The hospital saw one of the greatest improvements in the state in terms of moving patients through their emergency room.
However, 31 per cent of patients still waited over four hours to receive care, falling below the state average of 26 per cent.
‘Urgent’ patients presenting to the emergency room waited an average of 21 minutes to start treatment, and only 57 per cent of patients rated their emergency department care as ‘Very Good.’
Director of Operations for the Murrumbidgee Local Health District Brett Thompson said Wagga Wagga still has some work to do, but the strategies for improvement put in place have been effective.
“[Improvement is] partly due to the new hospital, although with the new hospital we’d also had a fairly large increase in people presenting to the emergency department. We also have a new unit attached to the ED, which helps with flow and managing people moving through,” he said.
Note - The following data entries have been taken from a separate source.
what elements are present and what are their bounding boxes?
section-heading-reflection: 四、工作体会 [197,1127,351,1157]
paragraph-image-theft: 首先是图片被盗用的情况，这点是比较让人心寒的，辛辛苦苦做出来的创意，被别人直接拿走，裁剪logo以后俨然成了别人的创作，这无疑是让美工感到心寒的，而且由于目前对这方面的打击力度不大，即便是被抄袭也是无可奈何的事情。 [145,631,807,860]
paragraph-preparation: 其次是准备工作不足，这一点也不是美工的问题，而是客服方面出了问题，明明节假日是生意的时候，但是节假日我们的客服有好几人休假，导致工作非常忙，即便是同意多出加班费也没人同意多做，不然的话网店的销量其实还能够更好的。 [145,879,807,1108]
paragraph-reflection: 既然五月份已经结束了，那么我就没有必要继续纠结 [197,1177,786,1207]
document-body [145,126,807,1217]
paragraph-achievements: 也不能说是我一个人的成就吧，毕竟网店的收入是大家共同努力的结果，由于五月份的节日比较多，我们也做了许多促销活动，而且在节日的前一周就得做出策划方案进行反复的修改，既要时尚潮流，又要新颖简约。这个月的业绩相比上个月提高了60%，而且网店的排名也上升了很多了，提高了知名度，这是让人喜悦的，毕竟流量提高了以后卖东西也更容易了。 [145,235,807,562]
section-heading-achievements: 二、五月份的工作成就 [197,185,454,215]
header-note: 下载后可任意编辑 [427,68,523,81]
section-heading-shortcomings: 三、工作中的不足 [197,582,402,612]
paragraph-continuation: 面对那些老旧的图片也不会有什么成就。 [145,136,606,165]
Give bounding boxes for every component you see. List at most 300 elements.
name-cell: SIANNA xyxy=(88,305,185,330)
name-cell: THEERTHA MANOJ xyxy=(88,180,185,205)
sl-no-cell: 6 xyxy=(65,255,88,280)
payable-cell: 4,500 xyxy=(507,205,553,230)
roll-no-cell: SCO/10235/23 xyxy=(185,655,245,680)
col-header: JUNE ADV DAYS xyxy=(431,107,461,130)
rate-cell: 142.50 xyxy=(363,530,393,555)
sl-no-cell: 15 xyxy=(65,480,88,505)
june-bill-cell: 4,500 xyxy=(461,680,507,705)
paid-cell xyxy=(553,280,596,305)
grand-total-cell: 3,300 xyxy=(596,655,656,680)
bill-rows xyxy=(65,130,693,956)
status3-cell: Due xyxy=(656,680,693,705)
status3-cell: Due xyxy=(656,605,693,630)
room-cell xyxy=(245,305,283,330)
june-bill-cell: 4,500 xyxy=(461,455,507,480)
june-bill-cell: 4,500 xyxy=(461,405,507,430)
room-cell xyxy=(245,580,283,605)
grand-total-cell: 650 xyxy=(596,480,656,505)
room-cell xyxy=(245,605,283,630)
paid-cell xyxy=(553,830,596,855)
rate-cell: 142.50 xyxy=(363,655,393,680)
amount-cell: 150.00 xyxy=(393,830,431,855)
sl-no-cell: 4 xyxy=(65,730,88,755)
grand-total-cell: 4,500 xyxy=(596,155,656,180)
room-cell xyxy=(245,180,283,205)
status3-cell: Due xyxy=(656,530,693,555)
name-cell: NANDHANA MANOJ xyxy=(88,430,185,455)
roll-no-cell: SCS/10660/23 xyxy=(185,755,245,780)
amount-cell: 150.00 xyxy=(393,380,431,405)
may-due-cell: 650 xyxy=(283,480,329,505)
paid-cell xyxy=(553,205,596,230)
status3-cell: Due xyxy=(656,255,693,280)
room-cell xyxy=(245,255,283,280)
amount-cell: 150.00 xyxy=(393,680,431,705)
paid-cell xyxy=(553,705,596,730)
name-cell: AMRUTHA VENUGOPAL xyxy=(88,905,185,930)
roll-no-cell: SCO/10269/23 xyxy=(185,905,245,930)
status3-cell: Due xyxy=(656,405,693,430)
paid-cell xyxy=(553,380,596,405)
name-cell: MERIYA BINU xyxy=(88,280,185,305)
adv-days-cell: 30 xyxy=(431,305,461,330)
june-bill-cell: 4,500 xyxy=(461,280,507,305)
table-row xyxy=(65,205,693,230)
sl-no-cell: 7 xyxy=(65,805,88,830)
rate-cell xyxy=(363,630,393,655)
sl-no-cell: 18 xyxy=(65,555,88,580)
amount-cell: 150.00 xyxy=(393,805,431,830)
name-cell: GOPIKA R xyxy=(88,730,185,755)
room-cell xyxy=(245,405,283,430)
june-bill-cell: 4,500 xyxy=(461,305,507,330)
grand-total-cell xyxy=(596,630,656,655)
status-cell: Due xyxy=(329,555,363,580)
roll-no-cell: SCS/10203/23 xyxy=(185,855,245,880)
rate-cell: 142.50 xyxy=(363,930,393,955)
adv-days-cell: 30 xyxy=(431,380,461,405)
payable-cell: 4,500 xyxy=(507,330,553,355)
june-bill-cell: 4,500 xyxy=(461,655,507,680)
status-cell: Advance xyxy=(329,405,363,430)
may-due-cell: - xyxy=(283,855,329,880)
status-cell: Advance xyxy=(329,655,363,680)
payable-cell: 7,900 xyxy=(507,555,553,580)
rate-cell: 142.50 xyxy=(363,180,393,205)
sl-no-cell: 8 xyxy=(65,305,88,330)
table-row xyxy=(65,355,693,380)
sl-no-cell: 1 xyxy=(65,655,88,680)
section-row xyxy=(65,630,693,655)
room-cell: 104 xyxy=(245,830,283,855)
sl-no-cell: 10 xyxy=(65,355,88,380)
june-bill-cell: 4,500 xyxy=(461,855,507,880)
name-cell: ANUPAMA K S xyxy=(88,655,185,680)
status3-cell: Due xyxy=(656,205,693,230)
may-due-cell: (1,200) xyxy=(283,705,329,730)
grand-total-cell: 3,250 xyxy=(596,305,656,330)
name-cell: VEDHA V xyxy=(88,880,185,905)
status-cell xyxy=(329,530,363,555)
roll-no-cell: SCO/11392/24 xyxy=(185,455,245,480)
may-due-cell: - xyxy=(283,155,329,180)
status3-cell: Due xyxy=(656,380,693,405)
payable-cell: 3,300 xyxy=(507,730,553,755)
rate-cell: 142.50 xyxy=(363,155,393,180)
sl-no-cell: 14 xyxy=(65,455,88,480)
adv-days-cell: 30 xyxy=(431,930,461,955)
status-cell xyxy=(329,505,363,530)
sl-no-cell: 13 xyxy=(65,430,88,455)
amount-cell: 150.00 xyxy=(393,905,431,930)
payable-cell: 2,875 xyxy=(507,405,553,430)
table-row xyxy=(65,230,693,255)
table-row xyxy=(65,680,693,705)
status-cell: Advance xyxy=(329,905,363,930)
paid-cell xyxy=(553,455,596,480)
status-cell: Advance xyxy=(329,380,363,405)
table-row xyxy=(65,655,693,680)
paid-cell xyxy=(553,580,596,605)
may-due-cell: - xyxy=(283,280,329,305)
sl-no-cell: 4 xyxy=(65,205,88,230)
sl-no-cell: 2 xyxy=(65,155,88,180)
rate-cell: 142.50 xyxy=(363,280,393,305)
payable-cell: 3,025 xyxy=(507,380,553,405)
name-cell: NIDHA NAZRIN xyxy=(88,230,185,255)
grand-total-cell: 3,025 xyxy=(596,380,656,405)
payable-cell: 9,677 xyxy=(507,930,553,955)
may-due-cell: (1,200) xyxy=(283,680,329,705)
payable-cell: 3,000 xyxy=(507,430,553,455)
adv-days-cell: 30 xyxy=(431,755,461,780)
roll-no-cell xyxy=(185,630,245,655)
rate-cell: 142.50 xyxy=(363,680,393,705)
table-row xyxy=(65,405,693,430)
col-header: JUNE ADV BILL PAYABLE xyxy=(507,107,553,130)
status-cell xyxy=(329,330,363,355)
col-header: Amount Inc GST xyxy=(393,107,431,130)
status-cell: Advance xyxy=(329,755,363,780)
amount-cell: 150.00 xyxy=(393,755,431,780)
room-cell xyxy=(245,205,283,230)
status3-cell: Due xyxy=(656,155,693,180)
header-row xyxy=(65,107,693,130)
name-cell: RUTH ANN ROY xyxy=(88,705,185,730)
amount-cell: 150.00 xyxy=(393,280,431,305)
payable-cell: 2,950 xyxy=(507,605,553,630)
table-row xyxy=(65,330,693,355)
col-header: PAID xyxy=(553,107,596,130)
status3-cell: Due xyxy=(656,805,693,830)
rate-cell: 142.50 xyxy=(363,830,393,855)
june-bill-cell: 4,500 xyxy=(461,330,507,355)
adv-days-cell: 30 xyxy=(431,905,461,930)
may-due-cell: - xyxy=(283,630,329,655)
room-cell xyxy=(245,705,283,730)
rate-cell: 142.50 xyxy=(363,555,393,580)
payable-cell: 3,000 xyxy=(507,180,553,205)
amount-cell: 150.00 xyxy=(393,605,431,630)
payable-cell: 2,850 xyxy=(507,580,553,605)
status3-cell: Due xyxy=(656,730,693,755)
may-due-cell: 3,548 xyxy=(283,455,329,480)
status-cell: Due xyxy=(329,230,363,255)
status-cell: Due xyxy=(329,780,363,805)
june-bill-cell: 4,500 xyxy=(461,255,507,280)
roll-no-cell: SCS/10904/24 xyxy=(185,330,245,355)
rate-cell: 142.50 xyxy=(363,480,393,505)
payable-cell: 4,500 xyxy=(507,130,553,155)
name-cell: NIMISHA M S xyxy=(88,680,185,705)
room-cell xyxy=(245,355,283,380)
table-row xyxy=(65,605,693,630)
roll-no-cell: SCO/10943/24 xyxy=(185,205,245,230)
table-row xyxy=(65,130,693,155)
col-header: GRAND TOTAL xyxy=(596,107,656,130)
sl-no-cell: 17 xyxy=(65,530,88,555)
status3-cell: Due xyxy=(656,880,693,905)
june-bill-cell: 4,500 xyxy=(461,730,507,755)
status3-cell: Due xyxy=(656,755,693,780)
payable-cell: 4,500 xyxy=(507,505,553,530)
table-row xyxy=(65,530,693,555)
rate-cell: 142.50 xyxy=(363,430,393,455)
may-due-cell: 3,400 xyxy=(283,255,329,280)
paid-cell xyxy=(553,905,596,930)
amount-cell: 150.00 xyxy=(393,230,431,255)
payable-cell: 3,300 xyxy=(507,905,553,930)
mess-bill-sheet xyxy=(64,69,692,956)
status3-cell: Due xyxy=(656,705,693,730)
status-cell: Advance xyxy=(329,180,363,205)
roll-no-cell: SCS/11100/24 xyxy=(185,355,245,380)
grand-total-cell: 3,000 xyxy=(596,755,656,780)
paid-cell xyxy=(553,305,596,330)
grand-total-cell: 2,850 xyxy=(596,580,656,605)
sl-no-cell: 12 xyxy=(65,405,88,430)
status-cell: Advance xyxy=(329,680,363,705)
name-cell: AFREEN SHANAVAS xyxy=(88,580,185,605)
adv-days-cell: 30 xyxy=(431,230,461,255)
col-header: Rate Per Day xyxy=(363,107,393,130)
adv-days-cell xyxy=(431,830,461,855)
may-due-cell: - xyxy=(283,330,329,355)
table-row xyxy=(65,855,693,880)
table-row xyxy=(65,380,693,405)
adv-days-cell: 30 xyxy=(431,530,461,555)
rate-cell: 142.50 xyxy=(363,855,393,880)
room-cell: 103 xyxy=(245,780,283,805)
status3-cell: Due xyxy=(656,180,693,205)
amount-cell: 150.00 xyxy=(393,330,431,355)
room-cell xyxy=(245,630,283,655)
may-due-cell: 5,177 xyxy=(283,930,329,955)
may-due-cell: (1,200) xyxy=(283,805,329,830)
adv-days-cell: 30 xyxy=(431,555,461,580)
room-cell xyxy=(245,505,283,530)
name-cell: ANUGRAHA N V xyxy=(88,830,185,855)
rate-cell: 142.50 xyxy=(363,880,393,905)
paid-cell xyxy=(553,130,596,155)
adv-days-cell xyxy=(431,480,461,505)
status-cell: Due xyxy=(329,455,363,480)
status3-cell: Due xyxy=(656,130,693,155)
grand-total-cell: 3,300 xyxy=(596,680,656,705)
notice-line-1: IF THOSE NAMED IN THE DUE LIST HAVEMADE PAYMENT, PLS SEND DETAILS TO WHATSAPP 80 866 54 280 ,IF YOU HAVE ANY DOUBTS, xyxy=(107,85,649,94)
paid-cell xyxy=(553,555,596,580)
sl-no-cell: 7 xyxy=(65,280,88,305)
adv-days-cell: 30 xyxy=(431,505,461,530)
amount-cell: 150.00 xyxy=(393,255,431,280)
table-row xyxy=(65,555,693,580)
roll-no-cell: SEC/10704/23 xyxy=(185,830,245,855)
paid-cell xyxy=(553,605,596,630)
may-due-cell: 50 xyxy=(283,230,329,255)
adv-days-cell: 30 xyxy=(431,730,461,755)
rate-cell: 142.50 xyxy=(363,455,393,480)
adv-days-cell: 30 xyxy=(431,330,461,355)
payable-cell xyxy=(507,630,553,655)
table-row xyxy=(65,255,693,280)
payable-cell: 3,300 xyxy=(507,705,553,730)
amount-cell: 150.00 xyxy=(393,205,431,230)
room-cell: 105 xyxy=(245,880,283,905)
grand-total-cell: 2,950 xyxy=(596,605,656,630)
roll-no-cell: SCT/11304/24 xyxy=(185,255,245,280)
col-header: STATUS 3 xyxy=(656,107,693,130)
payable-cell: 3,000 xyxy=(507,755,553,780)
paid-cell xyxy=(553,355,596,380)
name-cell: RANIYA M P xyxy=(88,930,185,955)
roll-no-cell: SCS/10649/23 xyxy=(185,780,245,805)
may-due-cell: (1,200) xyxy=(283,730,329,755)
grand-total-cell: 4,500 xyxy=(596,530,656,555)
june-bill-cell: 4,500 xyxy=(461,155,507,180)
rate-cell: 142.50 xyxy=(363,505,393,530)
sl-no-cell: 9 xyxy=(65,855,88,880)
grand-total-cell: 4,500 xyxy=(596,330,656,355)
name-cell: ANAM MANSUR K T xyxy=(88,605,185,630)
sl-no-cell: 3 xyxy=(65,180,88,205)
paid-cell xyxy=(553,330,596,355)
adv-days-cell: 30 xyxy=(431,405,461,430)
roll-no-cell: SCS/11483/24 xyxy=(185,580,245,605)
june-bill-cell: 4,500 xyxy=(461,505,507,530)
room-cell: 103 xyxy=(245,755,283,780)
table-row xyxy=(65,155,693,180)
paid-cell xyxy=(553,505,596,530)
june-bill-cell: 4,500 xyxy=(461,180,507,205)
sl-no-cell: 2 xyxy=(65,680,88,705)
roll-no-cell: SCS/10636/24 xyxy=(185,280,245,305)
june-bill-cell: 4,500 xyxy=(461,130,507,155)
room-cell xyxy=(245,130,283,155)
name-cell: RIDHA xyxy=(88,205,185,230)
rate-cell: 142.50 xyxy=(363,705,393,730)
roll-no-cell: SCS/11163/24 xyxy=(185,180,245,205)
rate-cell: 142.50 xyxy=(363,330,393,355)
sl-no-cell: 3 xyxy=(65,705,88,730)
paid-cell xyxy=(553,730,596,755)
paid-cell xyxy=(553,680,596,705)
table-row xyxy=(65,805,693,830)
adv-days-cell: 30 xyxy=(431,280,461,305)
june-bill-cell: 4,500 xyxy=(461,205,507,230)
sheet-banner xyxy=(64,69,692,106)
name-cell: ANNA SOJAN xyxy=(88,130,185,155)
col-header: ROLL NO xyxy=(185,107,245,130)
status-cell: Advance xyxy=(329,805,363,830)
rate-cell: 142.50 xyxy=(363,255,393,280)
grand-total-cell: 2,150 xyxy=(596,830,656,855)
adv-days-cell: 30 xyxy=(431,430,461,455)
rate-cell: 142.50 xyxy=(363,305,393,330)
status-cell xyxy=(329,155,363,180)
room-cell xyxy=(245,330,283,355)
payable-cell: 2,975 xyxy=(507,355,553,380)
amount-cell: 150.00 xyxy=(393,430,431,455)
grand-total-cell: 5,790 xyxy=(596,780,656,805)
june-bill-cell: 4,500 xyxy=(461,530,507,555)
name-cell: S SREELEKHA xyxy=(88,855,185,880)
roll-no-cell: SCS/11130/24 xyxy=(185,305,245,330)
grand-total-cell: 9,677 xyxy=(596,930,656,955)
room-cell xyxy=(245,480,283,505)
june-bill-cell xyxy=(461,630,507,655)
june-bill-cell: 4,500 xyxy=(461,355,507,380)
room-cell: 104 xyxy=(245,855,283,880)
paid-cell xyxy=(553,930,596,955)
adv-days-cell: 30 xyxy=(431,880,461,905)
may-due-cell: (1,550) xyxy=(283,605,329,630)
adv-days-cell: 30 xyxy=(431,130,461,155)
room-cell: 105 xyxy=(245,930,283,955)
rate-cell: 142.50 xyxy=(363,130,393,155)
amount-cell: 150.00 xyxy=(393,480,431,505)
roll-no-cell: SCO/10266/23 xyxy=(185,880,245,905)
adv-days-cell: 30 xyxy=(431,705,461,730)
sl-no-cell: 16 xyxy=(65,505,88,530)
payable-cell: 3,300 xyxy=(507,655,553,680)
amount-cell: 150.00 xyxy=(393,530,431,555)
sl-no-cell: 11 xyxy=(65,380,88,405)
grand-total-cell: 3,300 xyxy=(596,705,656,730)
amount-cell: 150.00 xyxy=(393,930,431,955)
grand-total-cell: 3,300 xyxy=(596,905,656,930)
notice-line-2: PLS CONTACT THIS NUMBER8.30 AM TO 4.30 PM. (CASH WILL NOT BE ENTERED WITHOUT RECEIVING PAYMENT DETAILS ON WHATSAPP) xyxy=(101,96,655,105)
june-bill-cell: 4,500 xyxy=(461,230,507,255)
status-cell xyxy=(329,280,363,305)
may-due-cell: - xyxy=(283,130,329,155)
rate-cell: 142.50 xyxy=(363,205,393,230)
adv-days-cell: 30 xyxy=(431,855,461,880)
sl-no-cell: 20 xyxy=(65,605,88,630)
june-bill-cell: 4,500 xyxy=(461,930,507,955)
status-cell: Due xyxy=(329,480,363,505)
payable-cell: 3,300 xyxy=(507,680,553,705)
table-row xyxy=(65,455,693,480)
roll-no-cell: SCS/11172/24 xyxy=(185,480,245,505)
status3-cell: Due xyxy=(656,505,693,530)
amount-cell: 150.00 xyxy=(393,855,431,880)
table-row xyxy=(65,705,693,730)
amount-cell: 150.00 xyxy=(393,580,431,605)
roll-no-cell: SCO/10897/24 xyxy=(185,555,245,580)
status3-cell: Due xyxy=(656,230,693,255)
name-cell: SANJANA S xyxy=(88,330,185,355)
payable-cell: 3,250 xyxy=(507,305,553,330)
“There’s been a focus this year on managing those strategies and improving results. We’ll continue with those and we’re continuing to see improvements. It’s been a work in progress, but the results are continuing to show great benefits.”
Mr Thompson said the hospital was also focusing on its ability to respond to the needs of the wider region, including smaller towns like Tumut.
“There are a few things working together that are helping our ability to provide the right level of clinical care at the right place. We’re getting better at working as a district as a whole rather than all these individual sites.”
Mr Thompson said Tumut Hospital and its staff deserve congratulations for their excellent statistical showing.
“They’re very good,” he said. “They do a great job. All of our staff are striving to provide the best possible care that they can, and it’s fantastic that many of our sites are achieving great results.”
6771 patients presented to the Tumut Hospital in the past year, as opposed to the 39, 424 patients coming through the doors at regional centre Wagga Wagga.
The new $282 million Wagga Wagga Rural Referral Hospital opened in January this year.